In Mohsin Hamid's tight and compelling The Reluctant Fundamentalist, narrator Changez (the book isn't nearly as heavy-handed as the name suggests) reaches the point of no return in his alienation from the American imperialist dream (complete with high-power finance job and gringa girlfriend) in Valparaiso, Chile. He visits Pablo Neruda's home and finds a point of connection he's lost in post-9/11 New York:
To me, it's not just the "universal poetry" of Neruda or the mountain views from La Sebastiana that make it an apt place for Changez to have his epiphany. It's because he likely recognizes a setting where the connection between politics and everyday life is more direct and honest than in 2002 U.S., with naive "who me?" policies condemning some and secretly encouraging others. Latin Americans have long memories for that approach, and Chile especially so.
While the U.S. tries to mend relations in several parts of the world, Latin America is forgotten, except as a perennial source of slave cheap workers and scapegoats for current labor conditions. And in turn, Latin America is starting to think of the U.S. as a player among many, not the only game in town.
I thought about this when I saw the new Chinatown project in Santo Domingo, an indicator of the DR's deep interest in Chinese investment beyond the creation of free trade zones.
It also jumped out at me seeing a story about one of the most popular novelas in Brazil right now, Caminho das Indias, a caste-crossed lovers story with Brazilian actors speaking Portuguese but outfitted in saris and dropping Hindi. Partly filmed in Jaipur and Agra, it is a fantasia of an "exotic," "colorful" culture (pace O Clone/El Clon) and does stick to a lot of Orientalist clichés, but even the most realist novelas are high melodrama and require a broad brush, so I see it more as normalizing India as a source of power and glamour.
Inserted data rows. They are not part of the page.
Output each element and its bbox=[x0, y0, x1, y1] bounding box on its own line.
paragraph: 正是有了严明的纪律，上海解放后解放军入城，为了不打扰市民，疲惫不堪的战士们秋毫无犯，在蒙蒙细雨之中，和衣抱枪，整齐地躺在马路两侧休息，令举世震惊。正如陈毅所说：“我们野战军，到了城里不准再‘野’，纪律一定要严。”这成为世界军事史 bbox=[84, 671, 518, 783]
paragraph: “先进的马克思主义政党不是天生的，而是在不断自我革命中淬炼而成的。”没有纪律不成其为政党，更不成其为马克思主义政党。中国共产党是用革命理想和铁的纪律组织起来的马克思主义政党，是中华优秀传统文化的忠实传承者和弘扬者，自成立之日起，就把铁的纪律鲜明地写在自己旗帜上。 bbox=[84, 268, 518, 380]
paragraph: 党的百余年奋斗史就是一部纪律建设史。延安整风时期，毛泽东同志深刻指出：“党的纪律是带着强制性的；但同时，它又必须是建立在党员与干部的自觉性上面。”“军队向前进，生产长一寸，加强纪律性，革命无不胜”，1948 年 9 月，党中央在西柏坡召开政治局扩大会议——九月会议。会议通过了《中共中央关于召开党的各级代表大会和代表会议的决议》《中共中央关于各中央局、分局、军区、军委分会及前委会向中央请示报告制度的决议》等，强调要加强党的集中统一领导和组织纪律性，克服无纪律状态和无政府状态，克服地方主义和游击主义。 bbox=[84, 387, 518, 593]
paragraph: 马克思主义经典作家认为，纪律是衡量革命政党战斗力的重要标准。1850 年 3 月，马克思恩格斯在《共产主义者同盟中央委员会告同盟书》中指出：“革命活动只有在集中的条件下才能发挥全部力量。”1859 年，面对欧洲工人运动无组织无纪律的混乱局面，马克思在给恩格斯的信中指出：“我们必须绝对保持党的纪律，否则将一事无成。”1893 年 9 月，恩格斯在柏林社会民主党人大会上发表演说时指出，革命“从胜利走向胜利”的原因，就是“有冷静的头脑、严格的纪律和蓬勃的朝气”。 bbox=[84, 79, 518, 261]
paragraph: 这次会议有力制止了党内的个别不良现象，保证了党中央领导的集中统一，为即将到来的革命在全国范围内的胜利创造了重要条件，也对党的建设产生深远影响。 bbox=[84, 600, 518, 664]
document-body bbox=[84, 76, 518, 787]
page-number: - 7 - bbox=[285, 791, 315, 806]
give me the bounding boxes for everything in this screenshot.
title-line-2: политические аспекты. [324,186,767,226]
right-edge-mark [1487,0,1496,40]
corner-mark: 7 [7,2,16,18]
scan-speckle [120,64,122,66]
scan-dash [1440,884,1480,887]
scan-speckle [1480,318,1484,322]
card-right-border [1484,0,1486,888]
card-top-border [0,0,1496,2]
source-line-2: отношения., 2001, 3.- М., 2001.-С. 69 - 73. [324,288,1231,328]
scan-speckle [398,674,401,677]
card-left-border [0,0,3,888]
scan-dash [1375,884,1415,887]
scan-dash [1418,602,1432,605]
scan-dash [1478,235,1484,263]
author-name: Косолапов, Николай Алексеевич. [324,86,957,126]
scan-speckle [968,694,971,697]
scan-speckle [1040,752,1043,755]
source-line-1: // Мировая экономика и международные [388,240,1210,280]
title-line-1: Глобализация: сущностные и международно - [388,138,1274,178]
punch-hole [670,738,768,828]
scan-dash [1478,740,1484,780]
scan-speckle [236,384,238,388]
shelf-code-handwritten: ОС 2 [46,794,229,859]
Check this matchmaking scene:
And last in my list of evidence of Global South nods to appeal to the Chinese-Indian economies is a literary magazine I was brought from Delhi called Vislumbres (after Octavio Paz's mostly annoying essays written during his time as Mexican ambassador to India in the 1960s).
Financed by the consulates in Spain and several Latin American countries, it's a gorgeous journal in red-black-white that vaguely recalls Soviet constructivist art. Trilingual (English-Spanish-Portuguese) it has work by Latin American writers about India and Indian subcontinent writers about Latin America. Some of the work is lovely impressionistic, some borders on mutual exoticism, but the effort was what fascinated me, the gesture to dialogue.